Più di un testimone locale racconta che il governo bangladese sta facendo l’impossibile. E anche se formalmente minaccia di rispedire tutti indietro, di fatto non lo sta facendo. “Dhaka deve tenere una posizione ufficiale dura per questioni diplomatiche”, commenta il funzionario, “ma in realtà non caccia nessuno”. L’esecutivo bangladese, aiutato dalle pressioni internazionali sul governo birmano e sull’Onu (l’ultima è una lettera firmata da 13 premi Nobel e da personaggi pubblici tra cui Emma Bonino e Romano Prodi) sta aspettando che Naypyidaw molli la presa nel Rakhine e per ora ha ottenuto che il governo birmano mandi un inviato speciale a Dhaka per discutere dei rimpatri. Il Bangladesh non li caccia ma non è tutto oro quello che luccica.

Il silenzio della Nobel per la pace Aung San Suu Kyi è quello che pesa più di tutti

Un’altra faccia della medaglia la racconta Mohammed, rohingya di seconda generazione, i cui genitori hanno varcato il confine negli anni settanta dopo la nascita del Bangladesh da una costola del Pakistan, in una guerra di secessione che nel 1971 – al prezzo di forse tre milioni di morti – ha trasformato l’ex Pakistan orientale in una nuova nazione. Un nuovo stato che sembrava offrire ai rohingya più possibilità della Birmania, e all’epoca la strada non era troppo in salita. “Il primo passo era ottenere la cittadinanza, non senza qualche lubrificante per far scivolare la macchina burocratica”.

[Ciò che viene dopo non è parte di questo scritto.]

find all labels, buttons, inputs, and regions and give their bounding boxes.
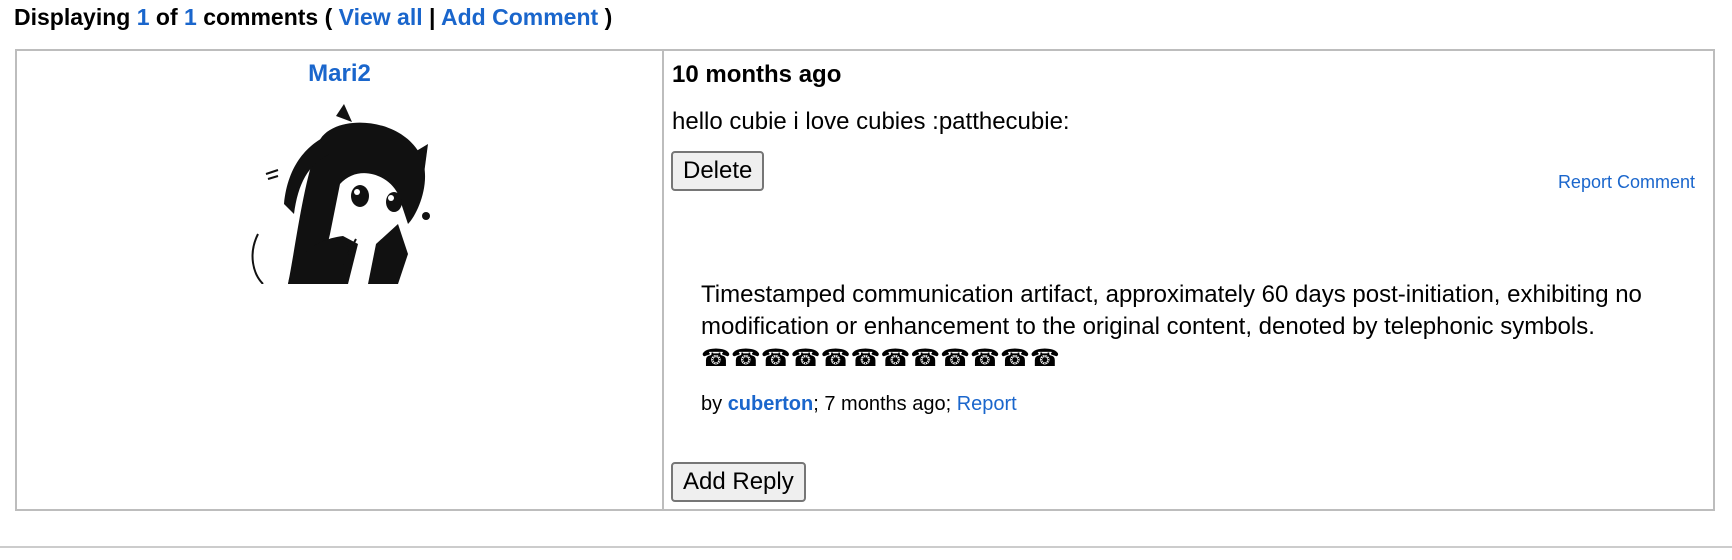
footer-divider bbox=[0, 546, 1732, 548]
reply-author-link[interactable]: cuberton bbox=[728, 393, 814, 415]
delete-button[interactable]: Delete bbox=[671, 151, 765, 191]
username-link[interactable]: Mari2 bbox=[17, 60, 662, 88]
comments-header: Displaying 1 of 1 comments ( View all | … bbox=[14, 4, 612, 31]
header-of: of bbox=[155, 4, 178, 30]
avatar-icon[interactable] bbox=[248, 104, 448, 284]
shown-count-link[interactable]: 1 bbox=[137, 4, 150, 30]
add-reply-button[interactable]: Add Reply bbox=[671, 462, 806, 502]
reply-meta: by cuberton; 7 months ago; Report bbox=[701, 393, 1017, 416]
header-separator: | bbox=[429, 4, 436, 30]
comment-body: hello cubie i love cubies :patthecubie: bbox=[672, 108, 1070, 135]
header-close-paren: ) bbox=[604, 4, 613, 30]
comment-timestamp: 10 months ago bbox=[672, 61, 842, 88]
reply-timestamp: 7 months ago; bbox=[824, 393, 952, 415]
report-comment-link[interactable]: Report Comment bbox=[1558, 172, 1695, 193]
header-prefix: Displaying bbox=[14, 4, 131, 30]
header-suffix: comments ( bbox=[203, 4, 333, 30]
comment-author-cell: Mari2 bbox=[17, 51, 664, 509]
reply-report-link[interactable]: Report bbox=[957, 393, 1017, 415]
comment-table: Mari2 10 months ago hello cubie i love c… bbox=[15, 49, 1715, 511]
view-all-link[interactable]: View all bbox=[339, 4, 423, 30]
add-comment-link[interactable]: Add Comment bbox=[441, 4, 598, 30]
reply-by-label: by bbox=[701, 393, 723, 415]
reply-semicolon: ; bbox=[813, 393, 819, 415]
reply-text: Timestamped communication artifact, appr… bbox=[701, 281, 1642, 372]
comment-content-cell: 10 months ago hello cubie i love cubies … bbox=[664, 51, 1713, 509]
total-count-link[interactable]: 1 bbox=[184, 4, 197, 30]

Donne di etnia rohingya in un campo profughi a Teknaf, vicino a Cox’s Bazar, in Bangladesh, il 3 dicembre 2016. (A.M. Ahad, Ap/Ansa)

Ma con le migrazioni di massa diventate sempre più frequenti dopo le persecuzioni birmane del 1978 (seguite da quelle del 1992 e del 2012), le cose sono peggiorate. “Siamo grati al Bangladesh per l’accoglienza ma questo paese non ci considera suoi cittadini, e se non hai la cittadinanza non hai diritto a nulla. Io ho avuto la possibilità di studiare”, dice Mohammed, “ed è andata bene anche ai miei fratelli. Un cugino è emigrato in Italia. Ma siamo sempre rohingya, stranieri in un paese che non è ostile ma che non è il nostro”.

Mohammed fa parte di un’associazione studentesca per la nazione rohingya che lavora in semiclandestinità: “Amiamo le nostre radici e la nostra terra, al di là del confine, che potrebbe farci vivere meglio. È un diritto. Ma in Bangladesh queste cose non vogliono sentirle. Operiamo in silenzio, nascosti, perché il governo non vuole che siano dei rohingya ad aiutare i rohingya”.

Silenzio. Lo stesso di cui viene accusata la Nobel per la pace Aung San Suu Kyi, alla guida di un governo che vive con difficoltà la fragile coabitazione con gli uomini in divisa, minacciata da un possibile colpo di coda militare. Anche la signora di Rangoon ha scelto così di non prendere posizione su chi è costretto ad attraversare il fiume Naf. Ma il suo silenzio pesa più di altri.